只是離開之前,她忽然想到了些什麼,猶豫地問盧奚橋:「姑爺,如果你回到了宮中,成為了尊貴的皇長子,你會怎麼對老爺夫人還有小姐?」
「養父的仇,還有我這些年在唐家的遭遇,自然不可能輕易釋懷。但小柳,我喜歡你們家小姐,懲戒或許有,但我不會真的傷害她的,你相信嗎?」
「嗯!」小柳忙點頭,「姑爺對小姐的心,小柳明白。」
有了盧奚橋的承諾,小柳便放心了。
一個清晨,她偷偷離開了唐府。按照盧奚橋跟她說的找到了那塊襁褓,便小心揣好它去了都城。
自這日之後,盧奚橋便每日等啊盼啊。想像著某一天皇宮來的車架停在唐府外,唐勇年鳳闌珊跪在地上,看著他一步步走上步輦。
驚懼地對他磕頭,討好地喚著他女婿……
他要怎麼收拾這對夫婦呢?嗯,在夢裡看到的那副場景就很不錯。或許這次可以倒過來,打斷鳳闌珊的腿,將唐勇年做成人彘?

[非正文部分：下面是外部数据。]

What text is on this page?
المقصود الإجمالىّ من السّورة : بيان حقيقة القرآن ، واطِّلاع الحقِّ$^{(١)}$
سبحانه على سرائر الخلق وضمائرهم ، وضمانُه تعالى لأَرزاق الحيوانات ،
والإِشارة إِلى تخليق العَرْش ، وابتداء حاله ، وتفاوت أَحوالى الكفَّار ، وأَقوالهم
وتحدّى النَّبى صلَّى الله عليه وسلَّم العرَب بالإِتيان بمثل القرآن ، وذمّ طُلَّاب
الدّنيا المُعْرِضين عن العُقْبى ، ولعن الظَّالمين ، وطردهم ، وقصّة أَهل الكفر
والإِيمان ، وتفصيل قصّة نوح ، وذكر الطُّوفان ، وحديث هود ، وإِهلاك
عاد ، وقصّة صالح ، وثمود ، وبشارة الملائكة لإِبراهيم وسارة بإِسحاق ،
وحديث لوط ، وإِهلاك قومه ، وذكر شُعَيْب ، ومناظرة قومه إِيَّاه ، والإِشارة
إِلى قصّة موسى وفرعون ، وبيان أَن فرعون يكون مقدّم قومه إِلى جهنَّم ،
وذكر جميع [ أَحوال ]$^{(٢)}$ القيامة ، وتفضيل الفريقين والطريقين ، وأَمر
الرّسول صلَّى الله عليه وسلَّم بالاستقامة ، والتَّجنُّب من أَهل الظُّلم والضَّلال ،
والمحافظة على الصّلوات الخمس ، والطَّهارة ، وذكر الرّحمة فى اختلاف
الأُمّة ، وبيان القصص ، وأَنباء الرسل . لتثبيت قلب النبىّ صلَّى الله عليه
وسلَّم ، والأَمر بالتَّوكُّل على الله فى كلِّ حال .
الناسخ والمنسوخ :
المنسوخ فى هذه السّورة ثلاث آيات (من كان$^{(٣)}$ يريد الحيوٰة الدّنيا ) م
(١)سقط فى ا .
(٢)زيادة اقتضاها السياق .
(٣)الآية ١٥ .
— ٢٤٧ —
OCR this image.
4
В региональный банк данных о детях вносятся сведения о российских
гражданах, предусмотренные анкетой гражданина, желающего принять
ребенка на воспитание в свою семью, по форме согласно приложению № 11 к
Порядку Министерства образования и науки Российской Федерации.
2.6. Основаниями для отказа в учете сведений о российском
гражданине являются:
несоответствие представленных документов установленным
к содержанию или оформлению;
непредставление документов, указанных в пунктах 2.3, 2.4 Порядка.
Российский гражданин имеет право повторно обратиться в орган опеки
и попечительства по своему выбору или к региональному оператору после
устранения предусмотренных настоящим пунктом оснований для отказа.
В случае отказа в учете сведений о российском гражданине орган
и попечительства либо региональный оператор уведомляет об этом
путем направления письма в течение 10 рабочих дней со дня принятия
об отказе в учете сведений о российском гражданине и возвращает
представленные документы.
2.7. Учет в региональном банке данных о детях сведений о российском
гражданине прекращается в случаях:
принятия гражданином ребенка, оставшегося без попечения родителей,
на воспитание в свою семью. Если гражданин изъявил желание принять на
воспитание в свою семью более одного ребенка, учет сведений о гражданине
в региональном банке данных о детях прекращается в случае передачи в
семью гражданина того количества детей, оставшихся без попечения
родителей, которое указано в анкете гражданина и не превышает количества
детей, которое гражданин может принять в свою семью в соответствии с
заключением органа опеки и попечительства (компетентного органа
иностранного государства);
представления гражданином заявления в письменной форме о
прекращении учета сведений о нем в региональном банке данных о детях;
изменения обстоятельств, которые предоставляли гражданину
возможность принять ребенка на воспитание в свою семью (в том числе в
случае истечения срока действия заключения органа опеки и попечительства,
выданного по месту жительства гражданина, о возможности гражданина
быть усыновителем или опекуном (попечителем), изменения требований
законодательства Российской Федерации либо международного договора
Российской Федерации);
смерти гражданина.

還有唐流筠……想到這個女人,盧奚橋牙齦因為咬得太過用力,嘴裡都有了血腥味。
他要挖去她那雙漂亮的眼睛,因為她曾用薄涼的眼神看著他。
他要毒啞她,因為那張嘴巴曾羞辱過她。
他還要砍斷她的右腿,因為那隻腿曾經踢飛過他。
噢,還有什麼呢?
無數次被捉弄,無數次盧奚橋就是靠想著這些堅持了下來。
可他等啊等,為什么小柳還沒有回來?
都城那邊也一點消息都沒有?
這日,盧奚橋一點點摸索到牆角,將滾落在那裡的一個饅頭撿了起來。
飢腸轆轆的他,並沒有立即去咬。而是已經習以為常般將饅頭先掰開,把裡面的石子丟掉。
然後才吃了起來,剛吃一口,盧奚橋便差點吐了。
這饅頭有一股尿騷味,他可以想見那群卑劣猥瑣至極的小人對這個饅頭做了什麼。
然而盧奚橋還是忍著嘔吐,將饅頭吃了下去。
他要活著。
只有活著,才能血刃這些仇人!
他們得意不了多少時日了,等他回到宮中,他要一個個清算。
這時候,兩個小丫頭的對話依稀傳來。
「活該!誰讓她過去總是維護那個邋遢鬼,還為了她背叛了唐家和一直對她那麼好的小姐。」
「我聽說她出城沒多時就碰上了山賊,死得可慘了。誒!如果她一直留在唐家,哪裡會有這樣的事?」
手裡的饅頭掉到了地上,盧奚橋跟瘋了一般沖了出來。
「你們剛才在說什麼?說的是誰?!」
那兩個丫頭被嚇了一跳,氣惱道:「除了小柳,還有誰管你?邋遢鬼!」
「小柳……小柳出事了……不可能!你們說謊!」
「誰說謊了,她的屍體在義莊停放了好多天都沒人去認領,還是小姐心好,給了銀子讓人安葬了她。」
「那她隨身的東西呢?」盧奚橋的樣子已經十分恐怖。
「碰上了山賊,衣服都給你扒了,哪裡還有個東西?」
那兩個丫頭晦氣地走了。
離開了那棟院子,便看到了站在湖邊的小姐。